El dar ultimátums es desde todo punto de vista insensato. Si uno se va a aventurar a hacer declaraciones, debe asegurarse de que sean lo más vagas posibles. Limítese a hacer referencia a medidas que sirvan para obtener la cooperación necesaria, y así no se verá forzado a cubrir las apariencias teniendo que tomar otras que no conduzcan a nada positivo. Es importante tener eso siempre en cuenta tanto en la función de maestro como en la de padre o madre.

Resulta por lo general mucho mejor que un maestro enfrente un problema serio diciendo: «Roberto, quisiera hablar contigo más tarde.» Siempre existe la posibilidad de que haya una justificación para la conducta del alumno. Cuando hable con él a solas, bien puede ser que el maestro aprenda una valiosa lección del joven.

A pesar de que las causas determinantes de reprimenda ocurren generalmente en público -o sea, en el salón de clase o en una situación familiar- las medidas disciplinarias pueden ejecutarse mucho mejor en privado.

Es importante que el maestro tenga presente que ese alumno que tan a menudo crea problemas de disciplina con frecuencia está simplemente tratando de llamar la atención. Usted tendrá mucho más éxito con ese tipo de alumno cuando las medidas disciplinarias que tome no sean definitivas. Ya hemos mencionado que no debe llamársele la atención en clase en forma directa y tajante. He aquí algunas medidas que se pueden tomar, de ser posible, en este orden:

  1. Deténgase en lo que está diciendo y no hable por un momento.
  2. Haga notar, sin señalar ni referirse a nadie en particular, que «alguien» en la clase no está
  3. Mire a ese «alguien» sin pronunciar palabra. (Si por último decide nombrarle, es bueno que sepa que estará abriendo las puertas a un conflicto mayúsculo del cual, en términos generales, es el maestro y no el alumno el que sale perdiendo.)

El castigo indefinido

El maestro debe aplicar toda su sabiduría en la elección de amenazas a fin de obtener la colaboración de la clase. Por ejemplo, si dice: «Roberto, si no te comportas como es debido, llamaré a tu padre», es posible que eso no represente la más mínima amenaza para Roberto. Tal vez el joven sepa que a su padre no le importa.

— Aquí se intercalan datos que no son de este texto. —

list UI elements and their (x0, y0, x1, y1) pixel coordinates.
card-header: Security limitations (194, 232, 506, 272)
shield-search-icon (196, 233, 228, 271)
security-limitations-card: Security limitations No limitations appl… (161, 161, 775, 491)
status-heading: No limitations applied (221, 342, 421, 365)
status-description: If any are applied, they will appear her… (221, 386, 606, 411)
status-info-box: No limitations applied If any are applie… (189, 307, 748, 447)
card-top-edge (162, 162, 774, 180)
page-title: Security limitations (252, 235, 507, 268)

Es mucho mejor decir: «Si continúas comportándote de este modo, lamentaré enormemente las medidas que me veré obligado a tomar.» Ante tal situación, el alumno prácticamente «inventa» en su mente el tipo de castigo que se le aplicará. Por lo general se imaginará algo lo suficientemente serio como para querer cambiar su conducta. Sea cual fuere el castigo que decida y exprese, por lo general no resultará tan enérgico como el mantenerse indefinido en lo que se refiere a la pena o sanción. Algo expresado en forma general, que tenga que ver con una acción vaga e indefinida, es mucho más eficaz en el cambio de conducta que cualquier amenaza expresada con nombre y apellido.

El alumno sabelotodo

Hay otro tipo de alumno que debemos analizar, aquel que es por demás comedido, el que quiere responder a todas las preguntas, el sabelotodo. Ese tipo de alumno es el que se mete en problemas con sus compañeros por creerse más listo e inteligente que los demás. Puede hasta transformarse en un dolor de cabeza para todos al monopolizar el tiempo, arrojando respuestas sin dar oportunidad a los demás de tan siquiera pensar. Fácilmente puede distraer la atención que el maestro debe a los demás alumnos que no saben las respuestas.

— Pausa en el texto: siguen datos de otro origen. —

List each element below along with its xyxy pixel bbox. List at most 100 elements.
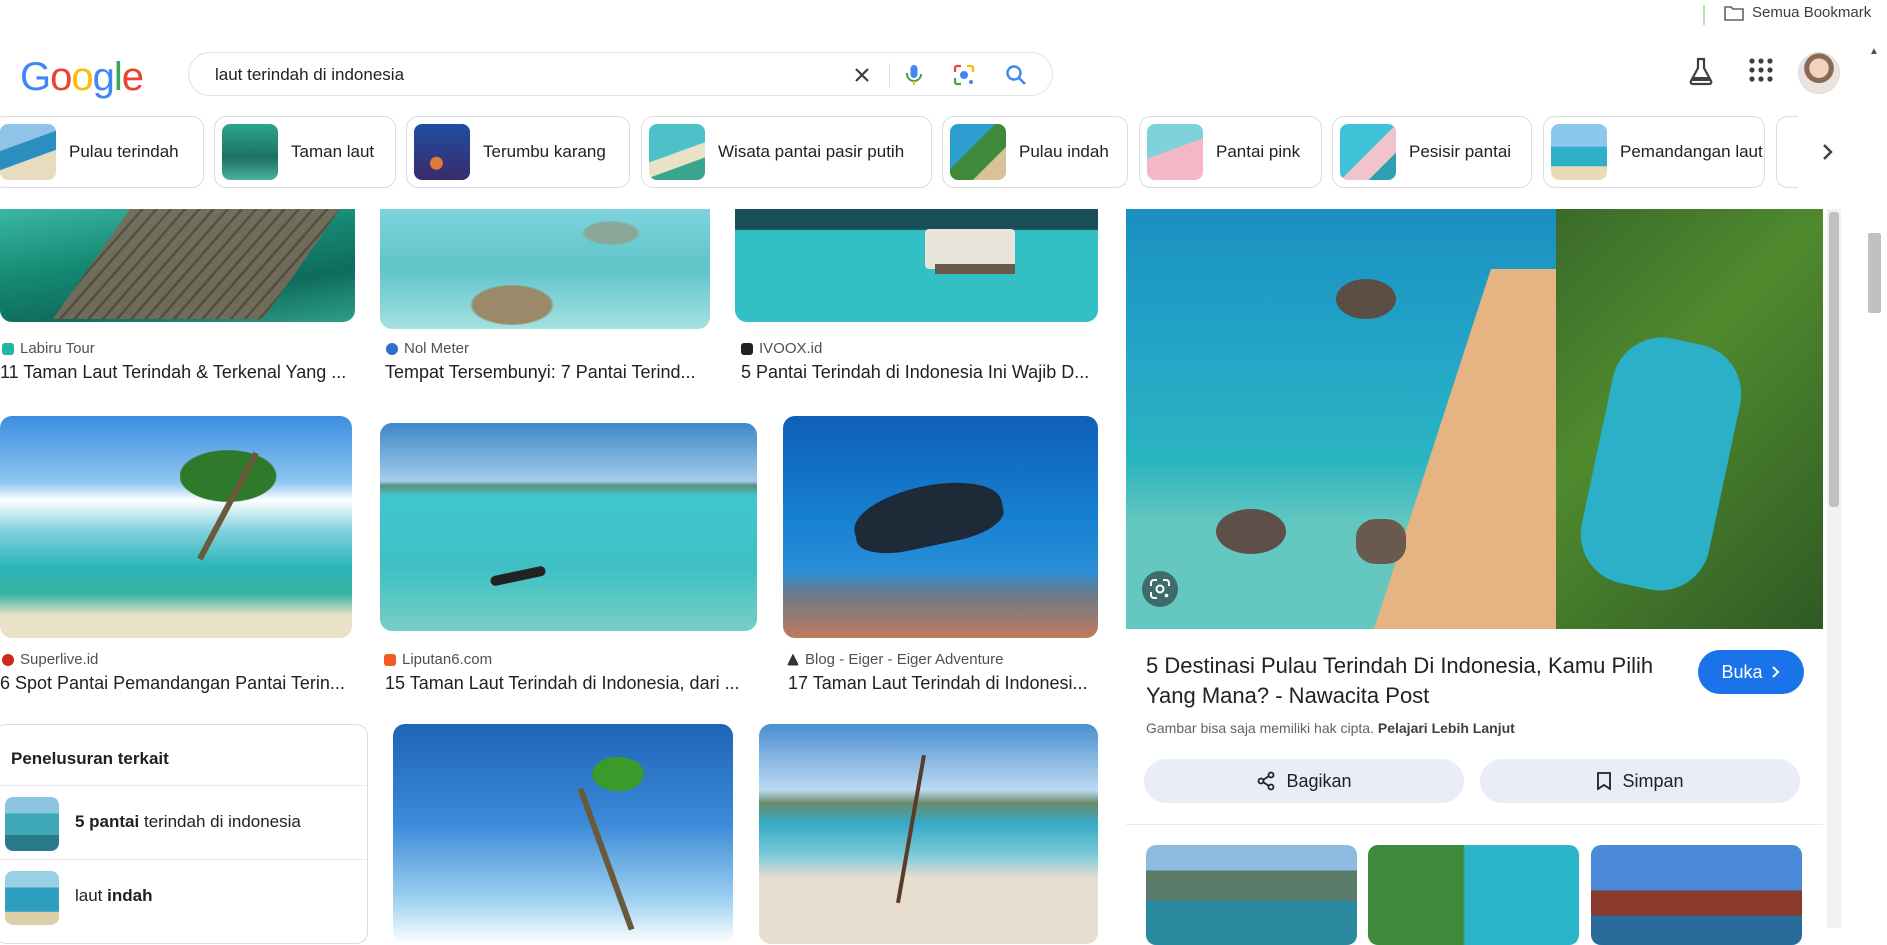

De hecho, el maestro tiene más obligación para con aquellos que no saben y que parecen no poder ingeniárselas por sí mismos que para con los demás.

Cuando me ha tocado un alumno así, le he llamado aparte, le he felicitado por sus conocimientos y le he dado una asignación especial. «Tu serás mi fuente de recursos», le decía. «Cuando haya agotado todas las posibilidades, tú me brindarás tu ayuda. Procuraré darles a los demás alumnos la oportunidad de responder. Sin embargo, si en alguna ocasión nos topamos con alguna pregunta que nadie pueda contestar, entonces tú me ayudarás; así que espero que sepas la respuesta.»

Por lo general esta medida daba buenos resultados. El alumno se sentía orgulloso de su función anónima, pues se trataba de algo así como un acuerdo entre él y el maestro, sintiendo que me estaba ayudando a enseñar. Por todos los medios tal alumno procuraba no equivocarse para no quedar en ridículo ante sus compañeros cuando, como último recurso, le pedía que contestara una pregunta. Esta medida nunca pareció disminuir su entusiasmo hacia el estudio. Buscaba su ayuda lo suficientemente a menudo para satisfacer su afán de tomar parte. Esa satisfacción se magnificaba aún más, puesto que salía airoso después de que otros fallaban. A menudo le miraba sugestivamente y de vez en cuando le decía en privado: «Casi tuve que pedir tu colaboración para que se respondiera esa pregunta hoy en clase.»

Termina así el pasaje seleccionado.